Image credit: NASA
In 1846, when European astronomers debated what to name a newly discovered eighth planet, they finally settled on Neptune, in honor of the Roman god of the sea. The name turned out to be perfect, because Neptune, as we know in much better detail now, is colored a deep ocean blue, with specks of white and deeper blues playing through its clouds.
Along with Uranus, astronomers classify Neptune as an “ice giant,” a large world, four times the diameter of Earth, with a thick atmosphere of mostly hydrogen and helium along with some water, ammonia, and other substances.
If Uranus appears to be far away 1.76 billion miles from the Sun, Neptune is another billion miles away about 30 times farther from the Sun than Earth. Studying Neptune is, as one might imagine, very difficult.

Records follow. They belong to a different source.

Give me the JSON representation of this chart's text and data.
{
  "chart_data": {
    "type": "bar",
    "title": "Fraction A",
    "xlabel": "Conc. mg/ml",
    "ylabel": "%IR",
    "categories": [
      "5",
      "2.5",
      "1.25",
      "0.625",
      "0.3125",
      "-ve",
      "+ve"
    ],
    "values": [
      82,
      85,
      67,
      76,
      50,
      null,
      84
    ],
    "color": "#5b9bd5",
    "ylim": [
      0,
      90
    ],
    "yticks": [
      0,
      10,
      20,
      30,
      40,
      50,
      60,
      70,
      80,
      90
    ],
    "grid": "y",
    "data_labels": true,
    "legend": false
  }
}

“Neptune is on the edge of our detection capabilities with ground-based telescopes, and so is [the] [space telescope] Hubble,” said Heidi Hammel, executive vice president of the Association of Universities for Research in Astronomy AURA, a nonprofit organization. based in Washington, DC
The only close-up look we’ve had of Neptune was in 1989, courtesy of a Voyager 2 flyby. The spacecraft’s investigation uncovered many enduring mysteries, including:
A hyperactive atmosphere
Astronomers expected Neptune to look rather dull as a featureless, weatherless world in deep freeze. Instead, Voyager revealed a turbulent atmosphere with lighter cloud ripples and raging storms, including a so-called Great Dark Spot. Surprisingly, the fastest winds ever recorded in the solar system rotates at Neptune, around 1,300 miles or 2,100 kilometers per hour.
The engine of this meteorological activity appears to be Neptune’s internal heat, which is possibly hotter than Uranus. “As you move away from the sun, Jupiter, Saturn and Uranus are getting colder in their upper atmosphere,” Hammel said. “But when you get to Neptune, it’s as hot as Uranus.” In relative terms, of course, both planets cool in the range of -355 degrees Fahrenheit -215 degrees Celsius.
Typical sources of planetary heat, including internal heat left over from the formation and decay of radioactive elements, could possibly explain Neptune’s temperature. Maybe Neptune is normal and Uranus is the weirdo. “It could be that Uranus is unusually cold,” Hammel said.
Neptune, like its sister giant planets Jupiter, Saturn, and Uranus, has a ring system. But instead of distinct hula hoop-shaped structures, Neptune’s rings are puzzling and thick, with chunks of material arcing around the outer ring. “These clumps are places where a lot of ring particles are stuck together.” Hammel said.
The gravitational influences of small moons can cause regular gumming of the rings. But observations by Hammel and his colleagues over the years show that this mechanism seems too orderly. “The locations of the arches relative to each other have changed in ways that I really don’t understand,” Hammel said.
When Voyager 2 detected a strange magnetic field on Uranus, scientists calculated that any collision that had struck that planet sideways had similarly altered its magnetic field production. However, when Voyager 2 measured Neptune’s field, it also originated in a region far from the heart of the world, and it also did not align with planetary rotation as other described magnetic fields do.
“No one expected these magnetic fields to drift off the center of the planet and tilt at these crazy angles,” Hammel said.
The best theory, Hammel said, is that the magnetic field is not generated in Neptune’s core like it is on Earth, Jupiter, and other planets. Rather, the field emanates from an electrically conductive layer between the core and the surface in a “blanket of salt water,” Hammel speculated, under extreme pressure and unlike any water here on Earth.
Of Neptune’s 13 moons, Triton is by far the largest and the only one massive enough to be spheroidal. Interestingly, Triton has a “retrograde” orbit, rotating in the opposite direction of the planet and other moons. Also, the orbit is at an angle rather than in the plane around the equator like typical satellites.
These features suggest that Triton did not form around Neptune. Instead, the planet’s gravity likely captured the rogue Triton, an icy, rocky body that passed the Kuiper Belt, a band of bodies that includes Pluto beyond the realm of Neptune. “The main theory is this capture.hypothesis,” said Candice Hansen, senior scientist at the Institute for Planetary Sciences in Tucson, Arizona.
When Voyager 2 passed over Neptune, Hansen was available to view the first images, including those of Triton, which turned out to have geyser-like eruptions on its surface. “We were surprised to see those active columns,” Hansen said. The Little Mysteries of Life.
What fuels those columns isn’t Triton’s only mystery. Its young surface is not as completely cratered as one might expect, which points to the geological activity that obliterated the first craters. Triton also has an intriguing and unique terrain textured like a melon.